CSS redaction effect
Ok, maybe you’re writing internet creepypasta or something and you want redacted text.
Here are some things to consider:
- Do you need a text-shadow?
- Are you picking a specific font, or are you using a system font?
- Do you want the redacted text to be meaningless, or do you want easter-egg text which can be read by highlighting it, viewing source, cut-pasting?
U+2588 FULL BLOCK
Place runs of this character: █. Pepper <wbr> between every few characters to make the redacted text line-wrap more realistically.
On some fonts, and on some user-agents, this ends up with small hairline cracks between the block characters. Wrapping runs of redacted text in a span with a small negative letter-spacing may help, although it will slightly throw off the rhythm of monospace text.
Sadly, a text-shadow reveals the wbrs.
███<wbr>██████<wbr>███████<wbr>███<wbr>██████- Kinda works with text-shadow.
- Works with all fonts.
- No underlying text.
Background color
The obvious CSS-based solution is a background-color, and it works, but depending on the font and line-height it can leave too much space for the font’s ascenders and descenders and look too thick.
This demo looks fine with my Android system fonts, but looks terrible with Noto Sans, my computer’s system font.
- Does not work with text-shadow.
- Works with all fonts, although some fonts have poor sizing.
- Has underlying text.
Gradient background
You can tweak the percentages to adjust the size and position of the redaction stripe. It’s relative to the background-color rectangle.
This looks ok with Noto Sans, but on my phone the background-color method is already small enough, so shrinking it further with this method makes it look too skinny.
color: transparent;
background: linear-gradient(0deg, transparent 15%, black 15% 85%, transparent 85%);- Does not work with text-shadow.
- Works with all fonts, although some fonts have poor sizing.
- Has underlying text.
Wide strikethrough
You can use a text-decoration: line-through stripe, with the stripe’s width cranked up using text-decoration-thickness.
Unlike the other methods, this works with text-shadow; the whole redaction stripe gets a shadow.
color: transparent;
text-decoration: line-through;
text-decoration-thickness: 110%;- Works with text-shadow.
- Works with all fonts, although different fonts may require a different text-decoration-thickness.

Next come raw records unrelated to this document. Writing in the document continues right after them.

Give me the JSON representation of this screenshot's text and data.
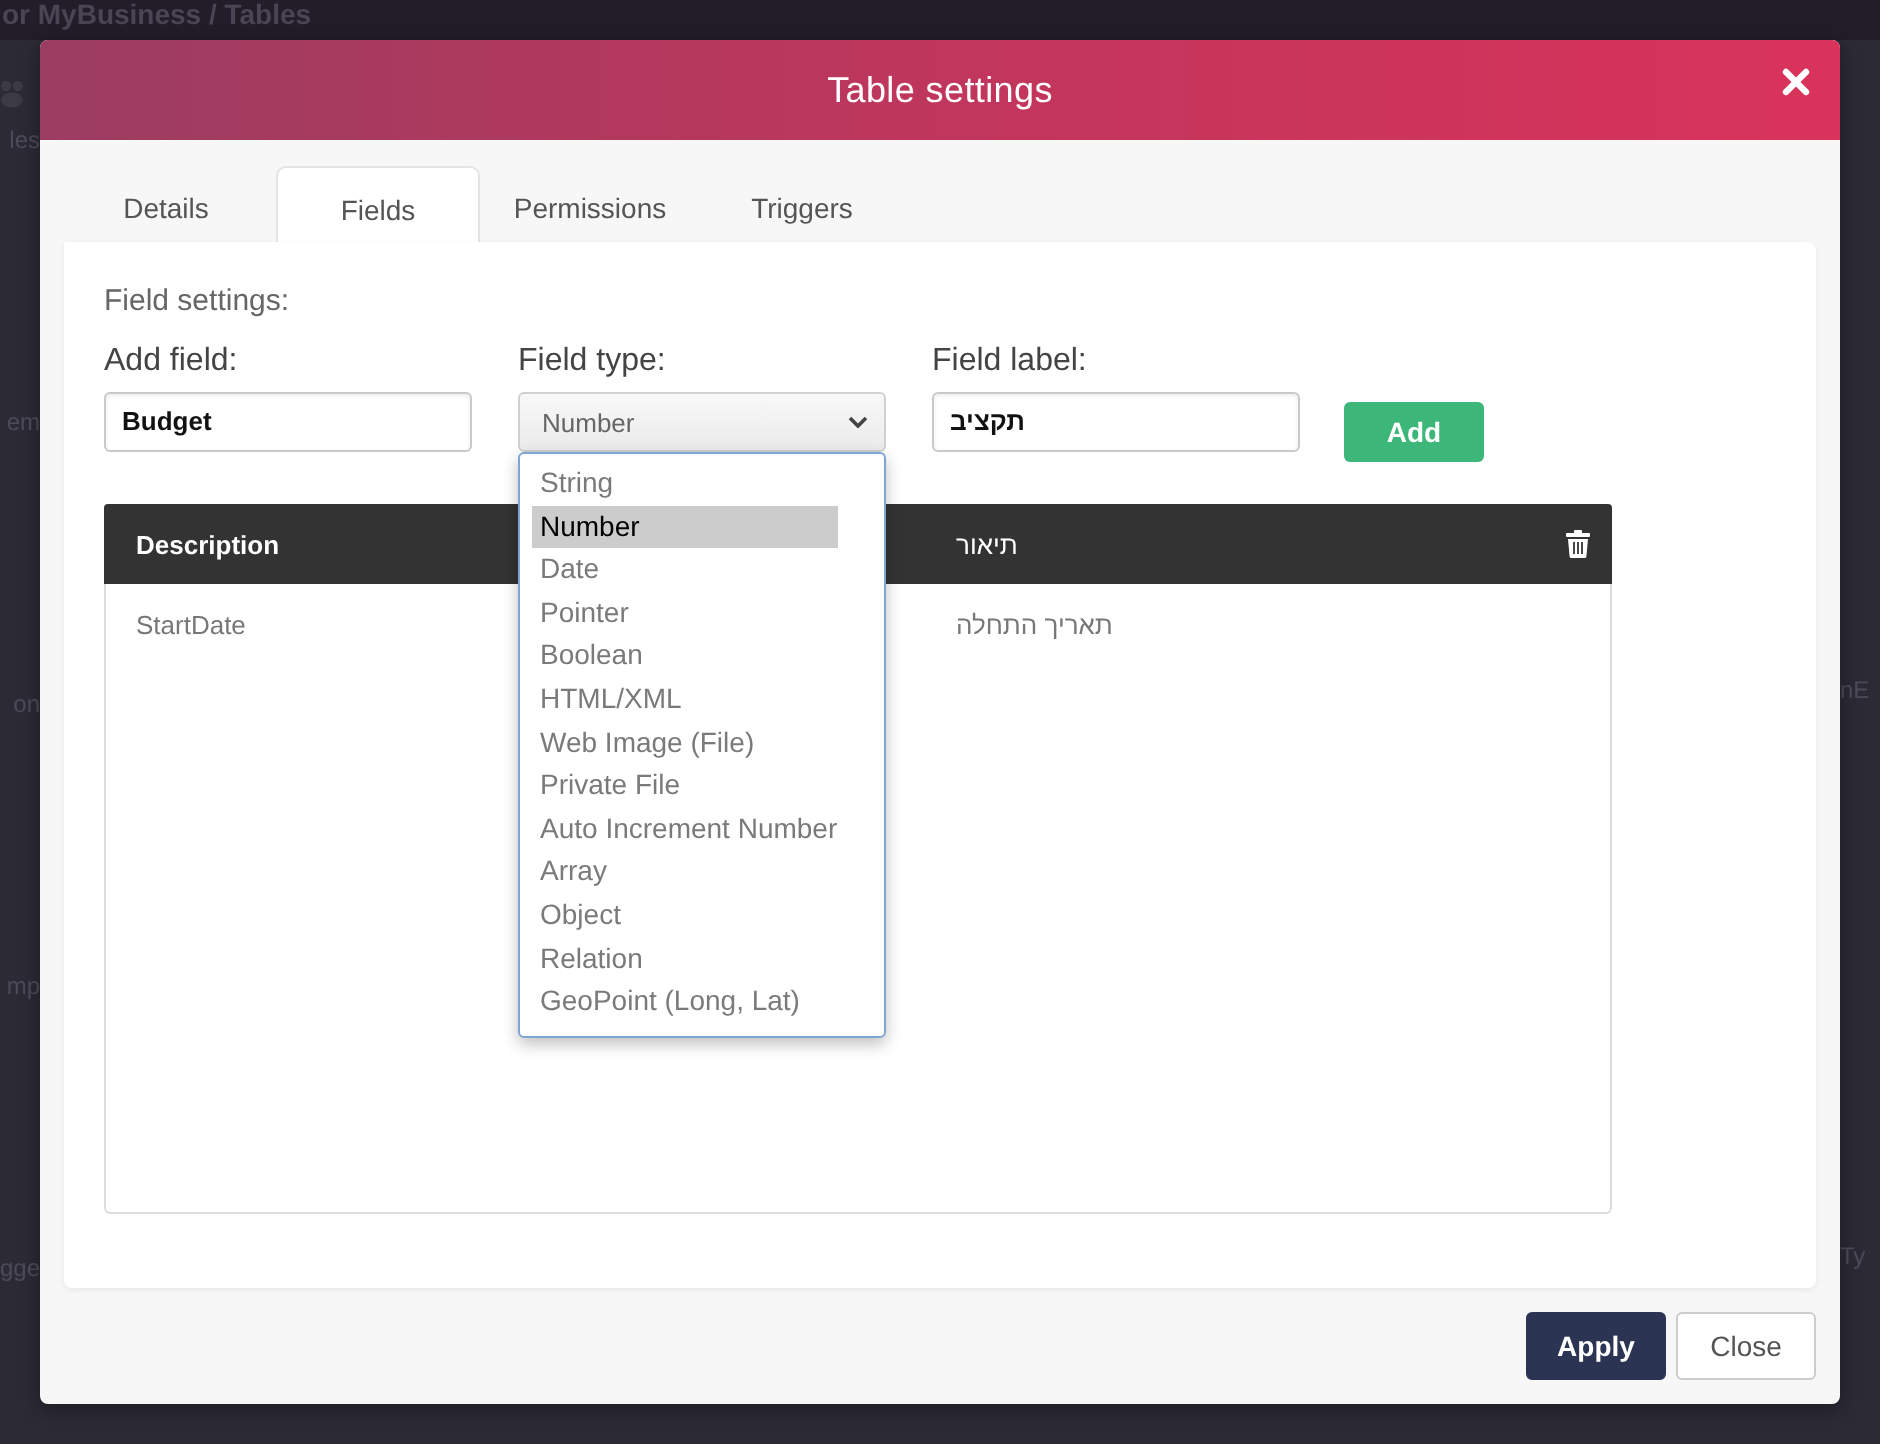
{
  "backdrop": {
    "breadcrumb": "or MyBusiness / Tables",
    "left_fragments": [
      "les",
      "em",
      "on",
      "mp",
      "gge"
    ],
    "right_fragments": [
      "nE",
      "Ty"
    ]
  },
  "dialog": {
    "title": "Table settings",
    "tabs": [
      {
        "label": "Details",
        "selected": false
      },
      {
        "label": "Fields",
        "selected": true
      },
      {
        "label": "Permissions",
        "selected": false
      },
      {
        "label": "Triggers",
        "selected": false
      }
    ],
    "form": {
      "heading": "Field settings:",
      "fields": [
        {
          "kind": "text",
          "label": "Add field:",
          "value": "Budget"
        },
        {
          "kind": "select",
          "label": "Field type:",
          "value": "Number",
          "expanded": true,
          "options": [
            {
              "label": "String",
              "selected": false
            },
            {
              "label": "Number",
              "selected": true
            },
            {
              "label": "Date",
              "selected": false
            },
            {
              "label": "Pointer",
              "selected": false
            },
            {
              "label": "Boolean",
              "selected": false
            },
            {
              "label": "HTML/XML",
              "selected": false
            },
            {
              "label": "Web Image (File)",
              "selected": false
            },
            {
              "label": "Private File",
              "selected": false
            },
            {
              "label": "Auto Increment Number",
              "selected": false
            },
            {
              "label": "Array",
              "selected": false
            },
            {
              "label": "Object",
              "selected": false
            },
            {
              "label": "Relation",
              "selected": false
            },
            {
              "label": "GeoPoint (Long, Lat)",
              "selected": false
            }
          ]
        },
        {
          "kind": "text",
          "label": "Field label:",
          "value": "תקציב"
        }
      ],
      "add_button": "Add"
    },
    "table": {
      "columns": [
        "Description",
        "תיאור"
      ],
      "rows": [
        [
          "StartDate",
          "תאריך התחלה"
        ]
      ]
    },
    "buttons": [
      {
        "label": "Apply",
        "kind": "primary"
      },
      {
        "label": "Close",
        "kind": "secondary"
      }
    ]
  }
}
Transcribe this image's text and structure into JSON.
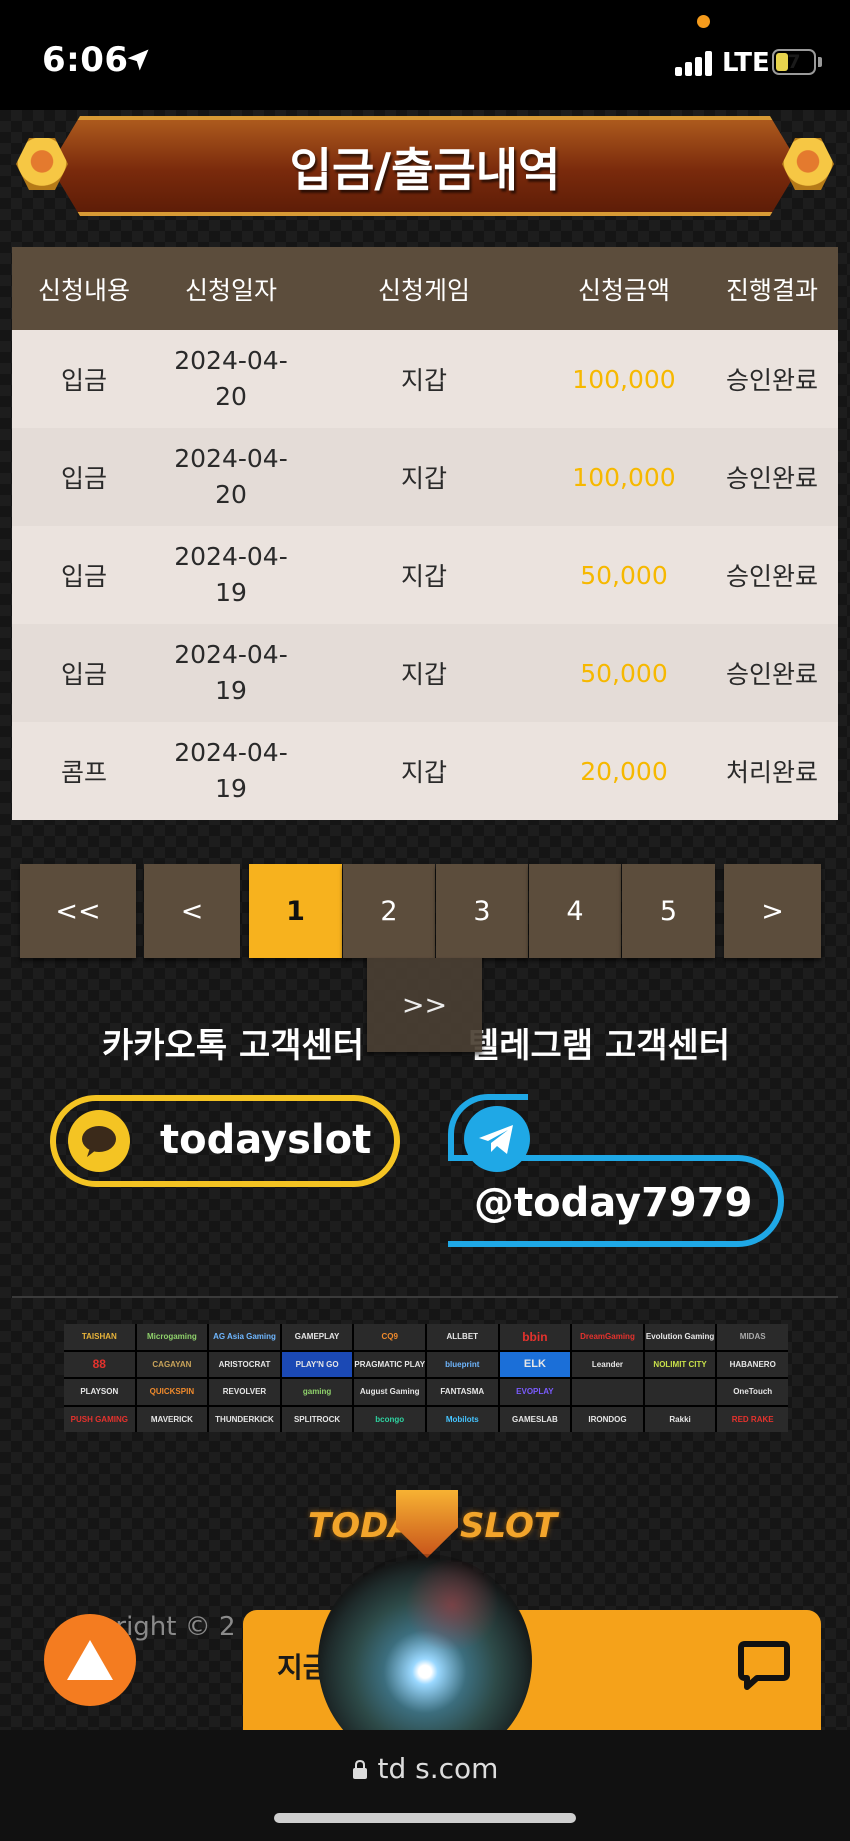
{
  "status_bar": {
    "time": "6:06",
    "network": "LTE",
    "battery": "7"
  },
  "page": {
    "title": "입금/출금내역"
  },
  "table": {
    "headers": [
      "신청내용",
      "신청일자",
      "신청게임",
      "신청금액",
      "진행결과"
    ],
    "rows": [
      {
        "type": "입금",
        "date_line1": "2024-04-",
        "date_line2": "20",
        "game": "지갑",
        "amount": "100,000",
        "result": "승인완료"
      },
      {
        "type": "입금",
        "date_line1": "2024-04-",
        "date_line2": "20",
        "game": "지갑",
        "amount": "100,000",
        "result": "승인완료"
      },
      {
        "type": "입금",
        "date_line1": "2024-04-",
        "date_line2": "19",
        "game": "지갑",
        "amount": "50,000",
        "result": "승인완료"
      },
      {
        "type": "입금",
        "date_line1": "2024-04-",
        "date_line2": "19",
        "game": "지갑",
        "amount": "50,000",
        "result": "승인완료"
      },
      {
        "type": "콤프",
        "date_line1": "2024-04-",
        "date_line2": "19",
        "game": "지갑",
        "amount": "20,000",
        "result": "처리완료"
      }
    ]
  },
  "pagination": {
    "first": "<<",
    "prev": "<",
    "pages": [
      "1",
      "2",
      "3",
      "4",
      "5"
    ],
    "current": "1",
    "next": ">",
    "last": ">>"
  },
  "support": {
    "kakao_label": "카카오톡 고객센터",
    "kakao_id": "todayslot",
    "telegram_label": "텔레그램 고객센터",
    "telegram_id": "@today7979"
  },
  "providers": [
    "TAISHAN",
    "Microgaming",
    "AG Asia Gaming",
    "GAMEPLAY",
    "CQ9",
    "ALLBET",
    "bbin",
    "DreamGaming",
    "Evolution Gaming",
    "MIDAS",
    "88",
    "CAGAYAN",
    "ARISTOCRAT",
    "PLAY'N GO",
    "PRAGMATIC PLAY",
    "blueprint",
    "ELK",
    "Leander",
    "NOLIMIT CITY",
    "HABANERO",
    "PLAYSON",
    "QUICKSPIN",
    "REVOLVER",
    "gaming",
    "August Gaming",
    "FANTASMA",
    "EVOPLAY",
    "",
    "",
    "OneTouch",
    "PUSH GAMING",
    "MAVERICK",
    "THUNDERKICK",
    "SPLITROCK",
    "bcongo",
    "Mobilots",
    "GAMESLAB",
    "IRONDOG",
    "Rakki",
    "RED RAKE"
  ],
  "brand": {
    "left": "TODAY",
    "right": "SLOT"
  },
  "footer": {
    "copyright": "yright © 2",
    "chat_label": "지금"
  },
  "browser": {
    "url": "td     s.com"
  },
  "colors": {
    "accent": "#f7b21e",
    "header_brown": "#5c4d3c",
    "amount_gold": "#f6b800",
    "kakao_yellow": "#f4c423",
    "telegram_blue": "#1fa8e6"
  }
}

- Has underlying text, but the redaction remains visible when it’s highlighted (needs to be cut-and-pasted outside the document).
Things that don’t work very well
Repositioned underline
One problem with line-through is that you can’t move it up and down if you don’t like its position (on many of the fonts I’ve looked at, I feel it’s a tiny bit too low.)
Underlines can be moved, though, with text-underline-offset.
Problems:
- Of course you have to offset the underline way up to cover the text. But different user-agents seem to position the underline differently, even if the same font is used.
- Firefox paints the underline’s
text-shadowon top of the text’s. Google Chrome paints them in the other order, sotext-shadowdoesn’t work.
color: transparent;
text-decoration: underline;
text-decoration-thickness: 110%;
text-underline-offset: -0.9em; /* magic number */
text-decoration-skip-ink: none;
text-decoration-color: black;- Doesn’t reliably work with text-shadow (works on Firefox, but not Chrome)
- Works with all fonts, but requires even more eyeballing.
- Has underlying text. Revealed when highlit on Firefox, remains crossed-out on Chrome.
inline-block
I wasn’t able to get anything involving display: inline-block to work well. It interacts terribly with text wrapping:
- Redacted text won’t wrap at all, even with
overflow-wrapandword-break. - Periods after redacted text can wrap onto a line all by themselves.
display: inline-block;
background: black;
color: transparent;
height: 0.9em;
transform: translateY(0.25em);- Just bad.